Consequently, Jordan didn't score in the second half until only six minutes remained in Maryland's 106-94 boondoggle of a victory at sold-out Cole Field House. By that time, the Terrapins' lead was already 19 points.

Miracle Michael, making only three of 11 shots in the second half, had become Mundane Michael.

And Jordan was off in his own eerie dream world.

"It all felt so funny during the second half," said Jordan, who finished with 22 points, shooting an unmiraculous nine of 22. "It all felt like a dream. We just weren't doing anything; we were just standing around. I've never seen anything like it before. Never. Ever."

It was all so very quiet in that Tar Heel locker room. These defending national champions, rated No. 3 in the nation, are 21-5, but have lost two straight games now. Villanova beat the Tar Heels, 56-53.

"When you lose two straight games, you have to look at some things; we need to regroup," said Matt Doherty, North Carolina forward who scored 21 points.

Coach Dean Smith stood outside the locker room, smoking cigarettes until, just maybe, a lost evening would end.

"Was it hot in here tonight?" Smith said. "I usually don't sweat until the end of the game. But tonight, I was sweating from the beginning."

It's no wonder. Even though Carolina led, 46-40, at halftime, you had to wonder. With one minute left in the half, Maryland guard Jeff Adkins lobbed the ball to center Ben Coleman, wide open underneath the basket. Accidentally, though, Adkins' pass went into the basket.

For a three-point play, no less.

Bemoaning it all, Carolina guard Jimmy Braddock said, "I couldn't believe it. Maybe Lefty ought to put that in his playbook from now on."

Across the hallway, where disco music gave the victory a beat in the Maryland locker room, Adkins was saying, "I've never done anything like that before. And I'll probably never do anything like that again."

Then, there was the pass Adkins threw to forward Lenny Bias in the second half that Bias caught in midair and then slammed dunked so violently, the rim didn't stop shaking for 15 seconds. Carolina was shaking by then, too, trailing, 67-54, with 10:48 left.

Bias caught the ball over the head of Carolina's 6-foot-11 Brad Daugherty and then landed on Daugherty's back on his return to earth.

"When I looked up," Daugherty said in the quietude, "all I saw was the ball."

"Kinda like a piggyback ride," Bias said to the beat of the tape deck.
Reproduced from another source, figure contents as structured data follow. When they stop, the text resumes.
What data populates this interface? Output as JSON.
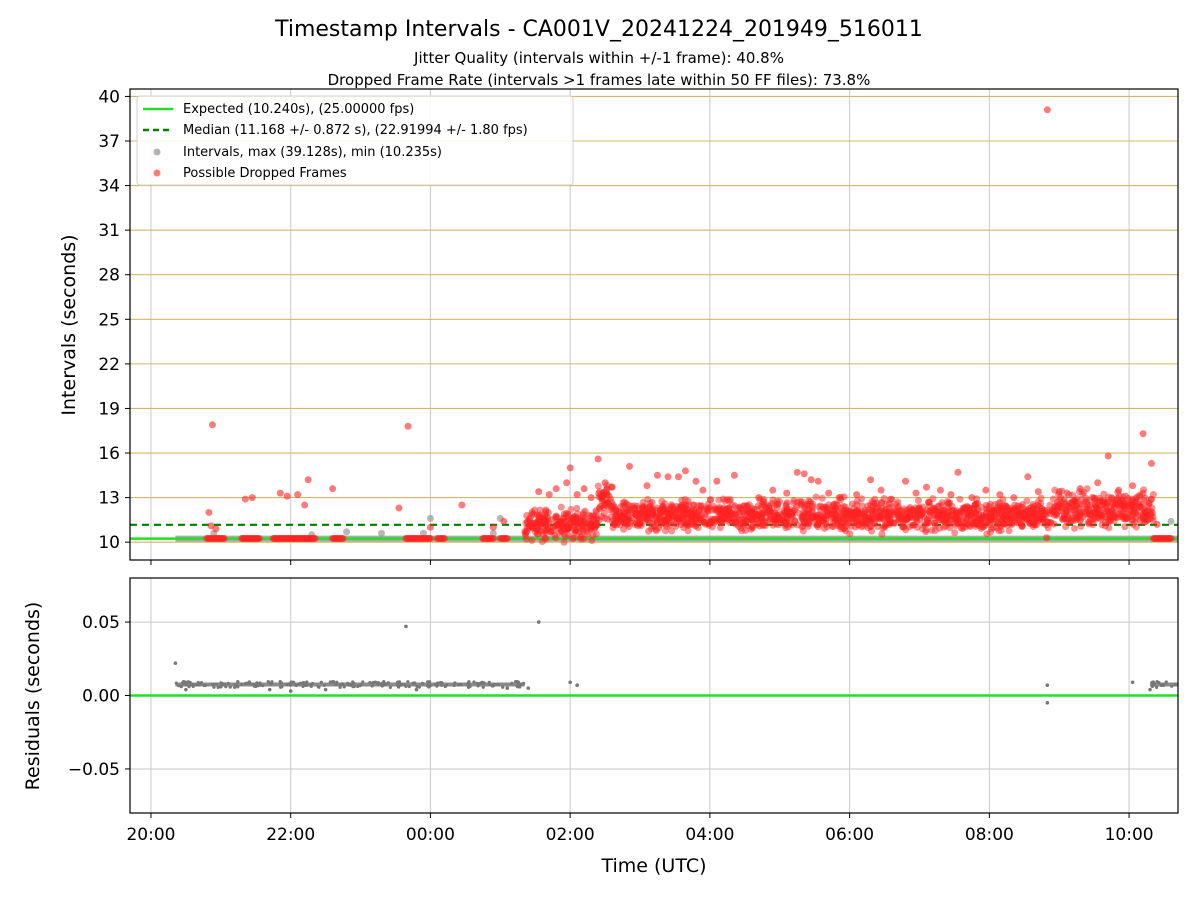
{
  "figure": {
    "title": "Timestamp Intervals - CA001V_20241224_201949_516011",
    "subtitle_1": "Jitter Quality (intervals within +/-1 frame): 40.8%",
    "subtitle_2": "Dropped Frame Rate (intervals >1 frames late within 50 FF files): 73.8%"
  },
  "chart_data": [
    {
      "type": "scatter",
      "xlabel": "",
      "ylabel": "Intervals (seconds)",
      "x_unit": "hours (UTC, 24 = midnight)",
      "xlim": [
        19.7,
        34.7
      ],
      "ylim": [
        8.8,
        40.5
      ],
      "y_ticks": [
        10,
        13,
        16,
        19,
        22,
        25,
        28,
        31,
        34,
        37,
        40
      ],
      "y_tick_labels": [
        "10",
        "13",
        "16",
        "19",
        "22",
        "25",
        "28",
        "31",
        "34",
        "37",
        "40"
      ],
      "x_ticks": [
        20,
        22,
        24,
        26,
        28,
        30,
        32,
        34
      ],
      "grid": true,
      "horizontal_grid_color": "#d2b864",
      "legend_position": "top-left",
      "legend": {
        "expected": "Expected (10.240s), (25.00000 fps)",
        "median": "Median (11.168 +/- 0.872 s), (22.91994 +/- 1.80 fps)",
        "intervals": "Intervals, max (39.128s), min (10.235s)",
        "dropped": "Possible Dropped Frames"
      },
      "expected_line": {
        "y": 10.24,
        "color": "#22e022"
      },
      "median_line": {
        "y": 11.168,
        "color": "#007a00"
      },
      "intervals_color": "#888888",
      "dropped_color": "#ff2222",
      "interval_baseline": {
        "x_start": 20.35,
        "x_end": 34.7,
        "y": 10.24
      },
      "normal_intervals": [
        {
          "x": 20.9,
          "y": 10.6
        },
        {
          "x": 22.3,
          "y": 10.5
        },
        {
          "x": 22.8,
          "y": 10.7
        },
        {
          "x": 23.3,
          "y": 10.6
        },
        {
          "x": 23.9,
          "y": 10.6
        },
        {
          "x": 24.0,
          "y": 11.6
        },
        {
          "x": 24.9,
          "y": 10.6
        },
        {
          "x": 25.0,
          "y": 11.6
        },
        {
          "x": 34.6,
          "y": 11.4
        }
      ],
      "dropped_frames": [
        {
          "x": 20.83,
          "y": 12.0
        },
        {
          "x": 20.88,
          "y": 17.9
        },
        {
          "x": 20.86,
          "y": 11.1
        },
        {
          "x": 20.93,
          "y": 10.9
        },
        {
          "x": 21.35,
          "y": 12.9
        },
        {
          "x": 21.45,
          "y": 13.0
        },
        {
          "x": 21.85,
          "y": 13.3
        },
        {
          "x": 21.95,
          "y": 13.1
        },
        {
          "x": 22.1,
          "y": 13.2
        },
        {
          "x": 22.2,
          "y": 12.5
        },
        {
          "x": 22.25,
          "y": 14.2
        },
        {
          "x": 22.6,
          "y": 13.6
        },
        {
          "x": 23.55,
          "y": 12.3
        },
        {
          "x": 23.68,
          "y": 17.8
        },
        {
          "x": 24.0,
          "y": 11.0
        },
        {
          "x": 24.45,
          "y": 12.5
        },
        {
          "x": 24.9,
          "y": 11.0
        },
        {
          "x": 25.05,
          "y": 11.4
        },
        {
          "x": 25.55,
          "y": 13.4
        },
        {
          "x": 25.7,
          "y": 13.2
        },
        {
          "x": 25.8,
          "y": 13.6
        },
        {
          "x": 25.95,
          "y": 14.0
        },
        {
          "x": 26.0,
          "y": 15.0
        },
        {
          "x": 26.1,
          "y": 13.2
        },
        {
          "x": 26.2,
          "y": 13.6
        },
        {
          "x": 26.3,
          "y": 13.0
        },
        {
          "x": 26.4,
          "y": 15.6
        },
        {
          "x": 26.5,
          "y": 14.0
        },
        {
          "x": 26.6,
          "y": 13.7
        },
        {
          "x": 26.85,
          "y": 15.1
        },
        {
          "x": 27.1,
          "y": 13.8
        },
        {
          "x": 27.25,
          "y": 14.5
        },
        {
          "x": 27.4,
          "y": 14.4
        },
        {
          "x": 27.55,
          "y": 14.4
        },
        {
          "x": 27.65,
          "y": 14.8
        },
        {
          "x": 27.8,
          "y": 14.1
        },
        {
          "x": 27.9,
          "y": 13.5
        },
        {
          "x": 28.1,
          "y": 14.1
        },
        {
          "x": 28.35,
          "y": 14.5
        },
        {
          "x": 28.7,
          "y": 13.0
        },
        {
          "x": 28.9,
          "y": 13.5
        },
        {
          "x": 29.1,
          "y": 13.3
        },
        {
          "x": 29.25,
          "y": 14.7
        },
        {
          "x": 29.35,
          "y": 14.6
        },
        {
          "x": 29.45,
          "y": 14.2
        },
        {
          "x": 29.55,
          "y": 14.1
        },
        {
          "x": 29.7,
          "y": 13.3
        },
        {
          "x": 29.85,
          "y": 13.0
        },
        {
          "x": 30.1,
          "y": 13.2
        },
        {
          "x": 30.3,
          "y": 14.2
        },
        {
          "x": 30.45,
          "y": 13.5
        },
        {
          "x": 30.6,
          "y": 12.9
        },
        {
          "x": 30.8,
          "y": 14.1
        },
        {
          "x": 30.95,
          "y": 13.3
        },
        {
          "x": 31.1,
          "y": 13.7
        },
        {
          "x": 31.3,
          "y": 13.5
        },
        {
          "x": 31.45,
          "y": 13.2
        },
        {
          "x": 31.55,
          "y": 14.7
        },
        {
          "x": 31.75,
          "y": 13.0
        },
        {
          "x": 31.95,
          "y": 13.5
        },
        {
          "x": 32.15,
          "y": 13.2
        },
        {
          "x": 32.35,
          "y": 13.0
        },
        {
          "x": 32.55,
          "y": 14.4
        },
        {
          "x": 32.7,
          "y": 13.4
        },
        {
          "x": 32.82,
          "y": 10.3
        },
        {
          "x": 32.83,
          "y": 39.1
        },
        {
          "x": 33.0,
          "y": 13.4
        },
        {
          "x": 33.3,
          "y": 13.6
        },
        {
          "x": 33.55,
          "y": 14.0
        },
        {
          "x": 33.7,
          "y": 15.8
        },
        {
          "x": 33.85,
          "y": 13.5
        },
        {
          "x": 34.05,
          "y": 13.8
        },
        {
          "x": 34.2,
          "y": 13.3
        },
        {
          "x": 34.2,
          "y": 17.3
        },
        {
          "x": 34.32,
          "y": 15.3
        },
        {
          "x": 34.4,
          "y": 11.2
        }
      ],
      "dropped_baseline_clusters": [
        [
          20.8,
          21.05
        ],
        [
          21.3,
          21.55
        ],
        [
          21.75,
          22.35
        ],
        [
          22.6,
          22.75
        ],
        [
          23.65,
          24.0
        ],
        [
          24.1,
          24.2
        ],
        [
          24.75,
          24.9
        ],
        [
          25.0,
          25.1
        ],
        [
          34.35,
          34.6
        ]
      ],
      "dropped_dense_band": [
        {
          "x_start": 25.35,
          "x_end": 26.4,
          "y_center": 11.2,
          "y_spread": 0.8
        },
        {
          "x_start": 26.4,
          "x_end": 26.6,
          "y_center": 12.7,
          "y_spread": 1.1
        },
        {
          "x_start": 26.6,
          "x_end": 32.9,
          "y_center": 11.8,
          "y_spread": 0.8
        },
        {
          "x_start": 32.9,
          "x_end": 34.35,
          "y_center": 12.2,
          "y_spread": 0.9
        }
      ]
    },
    {
      "type": "scatter",
      "xlabel": "Time (UTC)",
      "ylabel": "Residuals (seconds)",
      "xlim": [
        19.7,
        34.7
      ],
      "ylim": [
        -0.08,
        0.08
      ],
      "x_ticks": [
        20,
        22,
        24,
        26,
        28,
        30,
        32,
        34
      ],
      "x_tick_labels": [
        "20:00",
        "22:00",
        "00:00",
        "02:00",
        "04:00",
        "06:00",
        "08:00",
        "10:00"
      ],
      "y_ticks": [
        -0.05,
        0.0,
        0.05
      ],
      "y_tick_labels": [
        "−0.05",
        "0.00",
        "0.05"
      ],
      "grid": true,
      "zero_line": {
        "y": 0.0,
        "color": "#22e022"
      },
      "points_color": "#777777",
      "residual_band": {
        "x_start": 20.35,
        "x_end": 25.35,
        "y": 0.0075
      },
      "residual_band_2": {
        "x_start": 34.3,
        "x_end": 34.7,
        "y": 0.0075
      },
      "residual_points": [
        {
          "x": 20.35,
          "y": 0.022
        },
        {
          "x": 20.5,
          "y": 0.004
        },
        {
          "x": 21.0,
          "y": 0.006
        },
        {
          "x": 21.7,
          "y": 0.004
        },
        {
          "x": 22.0,
          "y": 0.003
        },
        {
          "x": 22.5,
          "y": 0.004
        },
        {
          "x": 23.65,
          "y": 0.047
        },
        {
          "x": 23.8,
          "y": 0.004
        },
        {
          "x": 25.1,
          "y": 0.005
        },
        {
          "x": 25.4,
          "y": 0.005
        },
        {
          "x": 25.55,
          "y": 0.05
        },
        {
          "x": 26.0,
          "y": 0.009
        },
        {
          "x": 26.1,
          "y": 0.007
        },
        {
          "x": 32.83,
          "y": 0.007
        },
        {
          "x": 32.83,
          "y": -0.005
        },
        {
          "x": 34.05,
          "y": 0.009
        },
        {
          "x": 34.3,
          "y": 0.004
        }
      ]
    }
  ]
}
North Carolina shot 54 percent from the field in the first half. In the second half, the Tar Heels shot only 41 percent. "What happened? I was just going to ask you that," Braddock said.
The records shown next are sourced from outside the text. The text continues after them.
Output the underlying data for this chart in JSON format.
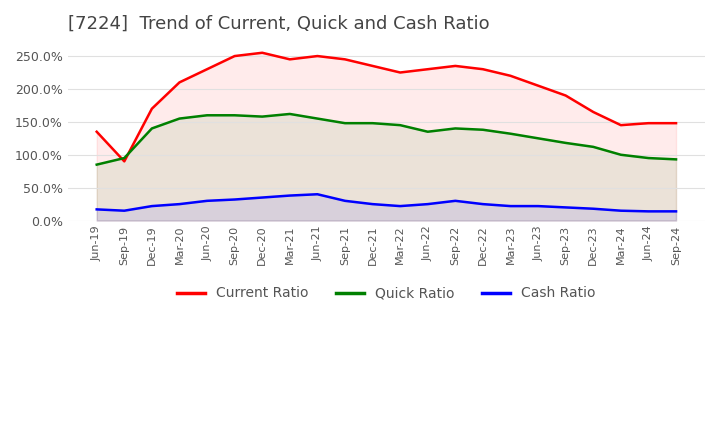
{
  "title": "[7224]  Trend of Current, Quick and Cash Ratio",
  "title_fontsize": 13,
  "x_labels": [
    "Jun-19",
    "Sep-19",
    "Dec-19",
    "Mar-20",
    "Jun-20",
    "Sep-20",
    "Dec-20",
    "Mar-21",
    "Jun-21",
    "Sep-21",
    "Dec-21",
    "Mar-22",
    "Jun-22",
    "Sep-22",
    "Dec-22",
    "Mar-23",
    "Jun-23",
    "Sep-23",
    "Dec-23",
    "Mar-24",
    "Jun-24",
    "Sep-24"
  ],
  "current_ratio": [
    135,
    90,
    170,
    210,
    230,
    250,
    255,
    245,
    250,
    245,
    235,
    225,
    230,
    235,
    230,
    220,
    205,
    190,
    165,
    145,
    148,
    148
  ],
  "quick_ratio": [
    85,
    95,
    140,
    155,
    160,
    160,
    158,
    162,
    155,
    148,
    148,
    145,
    135,
    140,
    138,
    132,
    125,
    118,
    112,
    100,
    95,
    93
  ],
  "cash_ratio": [
    17,
    15,
    22,
    25,
    30,
    32,
    35,
    38,
    40,
    30,
    25,
    22,
    25,
    30,
    25,
    22,
    22,
    20,
    18,
    15,
    14,
    14
  ],
  "current_color": "#FF0000",
  "quick_color": "#008000",
  "cash_color": "#0000FF",
  "ylim": [
    0,
    270
  ],
  "yticks": [
    0,
    50,
    100,
    150,
    200,
    250
  ],
  "ytick_labels": [
    "0.0%",
    "50.0%",
    "100.0%",
    "150.0%",
    "200.0%",
    "250.0%"
  ],
  "legend_labels": [
    "Current Ratio",
    "Quick Ratio",
    "Cash Ratio"
  ],
  "background_color": "#ffffff",
  "plot_bg_color": "#ffffff",
  "grid_color": "#e0e0e0",
  "line_width": 1.8
}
"We played man-to-man (defense) the whole second half and we gambled. Maryland's offensive efficiency in the second half? It seemed like they scored every time down the court."

By the end of the game, these proud Tar Heels were reduced to long-range three-point attempts. They were prayers that were answered by the chants, the ones that represented a Maryland victory guaranteed, of "Amen! Amen! Amen!" in Cole Field House.

"We definitely took one of their best shots tonight," Braddock said.

And Veal, who said he volunteered at halftime to guard Miracle Michael Jordan, said to the beat, "I was just hoping he wouldn't embarrass me by scoring 25 points in the second half. I was just playing out of a fear of failure."

Jordan said of Veal, "I just couldn't get away from him."